Juristas pedem ao TPI investigação sobre crimes na invasão dos EUA à Venezuela

Comunicação formal pede exame preliminar no TPI por crimes de guerra, crimes contra a humanidade e crime de agressão na invasão dos EUA à Venezuela em 2026 / Reprodução

Pedido formal solicita abertura de exame preliminar por crimes de guerra, crimes contra a humanidade e crime de agressão

Um grupo de juristas, com apoio de entidades de direitos humanos, organizações sociais e sindicais de diversos países, protocolou uma comunicação formal ao Gabinete do Procurador do Tribunal Penal Internacional (TPI).

O pedido foi apresentado nos termos do Artigo 15 do Estatuto de Roma.

A comunicação requer a abertura de exame preliminar sobre os atos que culminaram na invasão armada da República Bolivariana da Venezuela em 3 de janeiro de 2026.

A ação é atribuída ao governo dos Estados Unidos.

A comunicação denuncia crimes de guerra, crimes contra a humanidade, crime de agressão, tomada de reféns, pilhagem, desaparecimentos forçados e graves violações do Direito Internacional Humanitário.

O documento aponta responsabilidade direta do então presidente dos EUA, Donald Trump, do secretário de Estado Marco Rubio e de outros altos funcionários civis e militares ainda a serem identificados.

O texto detalha, entre outros fatos:

  • Ataques letais contra embarcações civis em águas internacionais entre setembro e dezembro de 2025;
  • A operação militar de grande escala em 3 de janeiro de 2026, com bombardeios aéreos, incursões terrestres e uso massivo de forças militares no território venezuelano, sem autorização do Conselho de Segurança da ONU;
  • Mais de 100 mortes, incluindo civis, destruição de áreas residenciais e deslocamento forçado de milhares de famílias em Caracas;
  • Privação ilegal de liberdade e sequestro do presidente Nicolás Maduro e de sua esposa, Cilia Flores, caracterizados como tomada de reféns para fins coercitivos;
  • Pilhagem e apropriação ilegal de bens e recursos naturais, além do desaparecimento de tripulações de embarcações apreendidas.

Segundo os signatários, os fatos configuram violação manifesta da Carta das Nações Unidas, enquadram-se nos artigos 7, 8 e 8 bis do Estatuto de Roma e exigem atuação imediata do TPI para preservação de provas, identificação de responsáveis e prevenção de novos crimes.

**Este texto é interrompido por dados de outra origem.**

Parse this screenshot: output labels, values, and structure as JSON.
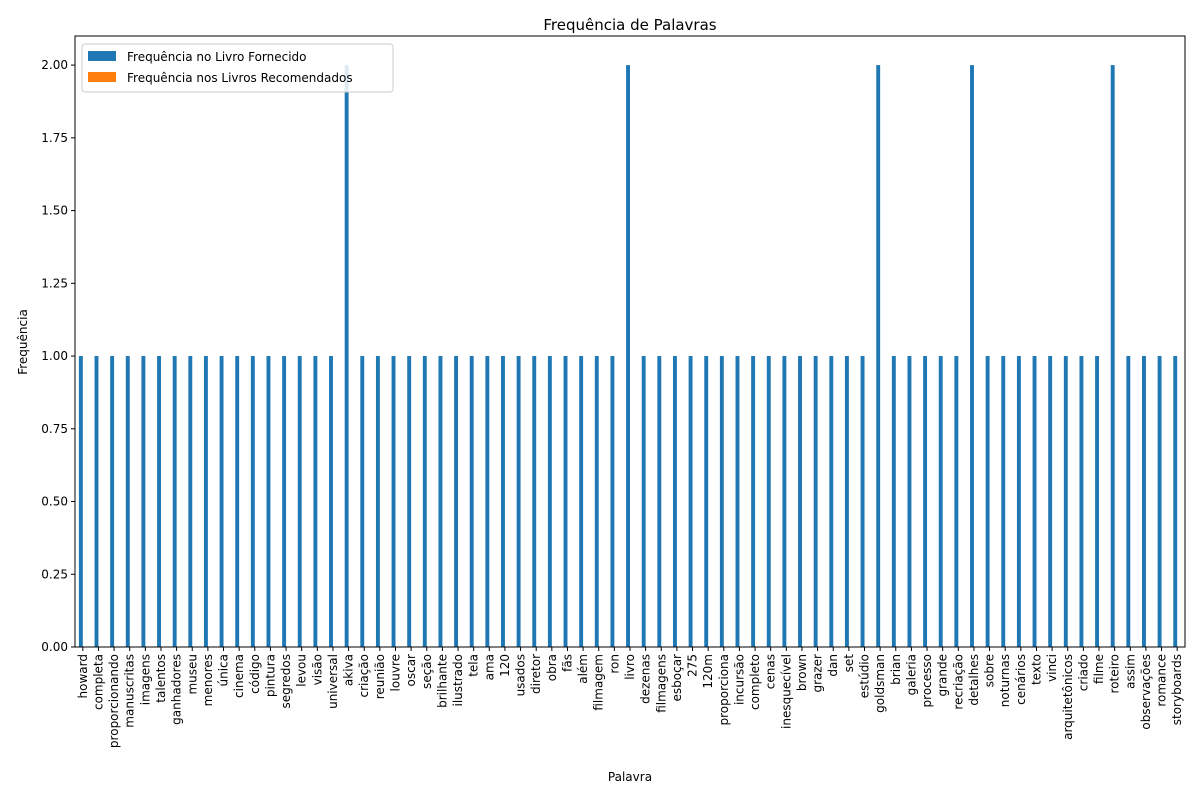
{
  "chart_data": {
    "type": "bar",
    "title": "Frequência de Palavras",
    "xlabel": "Palavra",
    "ylabel": "Frequência",
    "ylim": [
      0,
      2.1
    ],
    "yticks": [
      "0.00",
      "0.25",
      "0.50",
      "0.75",
      "1.00",
      "1.25",
      "1.50",
      "1.75",
      "2.00"
    ],
    "legend_position": "upper-left",
    "grid": false,
    "categories": [
      "howard",
      "completa",
      "proporcionando",
      "manuscritas",
      "imagens",
      "talentos",
      "ganhadores",
      "museu",
      "menores",
      "única",
      "cinema",
      "código",
      "pintura",
      "segredos",
      "levou",
      "visão",
      "universal",
      "akiva",
      "criação",
      "reunião",
      "louvre",
      "oscar",
      "seção",
      "brilhante",
      "ilustrado",
      "tela",
      "ama",
      "120",
      "usados",
      "diretor",
      "obra",
      "fãs",
      "além",
      "filmagem",
      "ron",
      "livro",
      "dezenas",
      "filmagens",
      "esboçar",
      "275",
      "120m",
      "proporciona",
      "incursão",
      "completo",
      "cenas",
      "inesquecível",
      "brown",
      "grazer",
      "dan",
      "set",
      "estúdio",
      "goldsman",
      "brian",
      "galeria",
      "processo",
      "grande",
      "recriação",
      "detalhes",
      "sobre",
      "noturnas",
      "cenários",
      "texto",
      "vinci",
      "arquitetônicos",
      "criado",
      "filme",
      "roteiro",
      "assim",
      "observações",
      "romance",
      "storyboards"
    ],
    "series": [
      {
        "name": "Frequência no Livro Fornecido",
        "color": "#1f77b4",
        "values": [
          1,
          1,
          1,
          1,
          1,
          1,
          1,
          1,
          1,
          1,
          1,
          1,
          1,
          1,
          1,
          1,
          1,
          2,
          1,
          1,
          1,
          1,
          1,
          1,
          1,
          1,
          1,
          1,
          1,
          1,
          1,
          1,
          1,
          1,
          1,
          2,
          1,
          1,
          1,
          1,
          1,
          1,
          1,
          1,
          1,
          1,
          1,
          1,
          1,
          1,
          1,
          2,
          1,
          1,
          1,
          1,
          1,
          2,
          1,
          1,
          1,
          1,
          1,
          1,
          1,
          1,
          2,
          1,
          1,
          1,
          1
        ]
      },
      {
        "name": "Frequência nos Livros Recomendados",
        "color": "#ff7f0e",
        "values": [
          0,
          0,
          0,
          0,
          0,
          0,
          0,
          0,
          0,
          0,
          0,
          0,
          0,
          0,
          0,
          0,
          0,
          0,
          0,
          0,
          0,
          0,
          0,
          0,
          0,
          0,
          0,
          0,
          0,
          0,
          0,
          0,
          0,
          0,
          0,
          0,
          0,
          0,
          0,
          0,
          0,
          0,
          0,
          0,
          0,
          0,
          0,
          0,
          0,
          0,
          0,
          0,
          0,
          0,
          0,
          0,
          0,
          0,
          0,
          0,
          0,
          0,
          0,
          0,
          0,
          0,
          0,
          0,
          0,
          0,
          0
        ]
      }
    ]
  }
}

Quem assina o pedido ao TPI

A comunicação é apresentada pela Associação Americana de Juristas (AAJ) e conta com a assinatura de destacados juristas, acadêmicos e autoridades públicas da América Latina e da Europa, entre eles:

  • Eugenio Raúl Zaffaroni – ex-juiz da Corte Interamericana de Direitos Humanos
  • Juarez Tavares – catedrático da UFRJ
  • Baltazar Garzón – ex-juiz da Audiência Nacional da Espanha, presidente da FIBGAR
  • Joan Garcés – jurista espanhol, Prêmio Nobel Alternativo (1999)
  • Claudia Rocca – presidenta da Associação Americana de Juristas
  • Eduardo Barcesat – professor titular da Universidade de Buenos Aires
  • Gerardo Pisarello – deputado do Congresso da Espanha, professor da Universidade de Barcelona
  • Carlos Margotta – presidente da Associação de Juristas pela Democracia (Chile)
  • Roberto Pompa – presidente da Associação Latino-Americana de Juízes do Trabalho
  • Virgilio Hernández – vice-presidente do Parlamento Andino (Peru)
  • Enrique Santiago – deputado nas Cortes Gerais da Espanha, advogado
  • Hugo Gutiérrez Gálvez – ex-deputado do Chile
  • Sacha Llorenti – ex-representante da Bolívia no Conselho de Segurança da ONU
  • Jorge Vicente Paladines – jurista, professor da Universidade Central do Equador
  • Além de juristas e acadêmicos da Argentina, Itália, Paraguai, Peru, Equador, Chile e Espanha.

O que é pedido ao Tribunal Penal Internacional

Os signatários requerem que o TPI:

  1. Abra exame preliminar sobre os crimes relacionados à invasão de 3 de janeiro de 2026;
  2. Adote medidas urgentes para preservação de provas e prevenção de novos crimes;
  3. Identifique e responsabilize criminalmente os autores materiais e os responsáveis políticos e militares;
  4. Mantenha as partes informadas sobre o andamento do procedimento.

A iniciativa reforça que não há investigações nacionais efetivas em curso, que a gravidade dos fatos atende plenamente ao critério de admissibilidade do Estatuto de Roma e que a intervenção do TPI é necessária diante do risco de repetição e de escalada regional.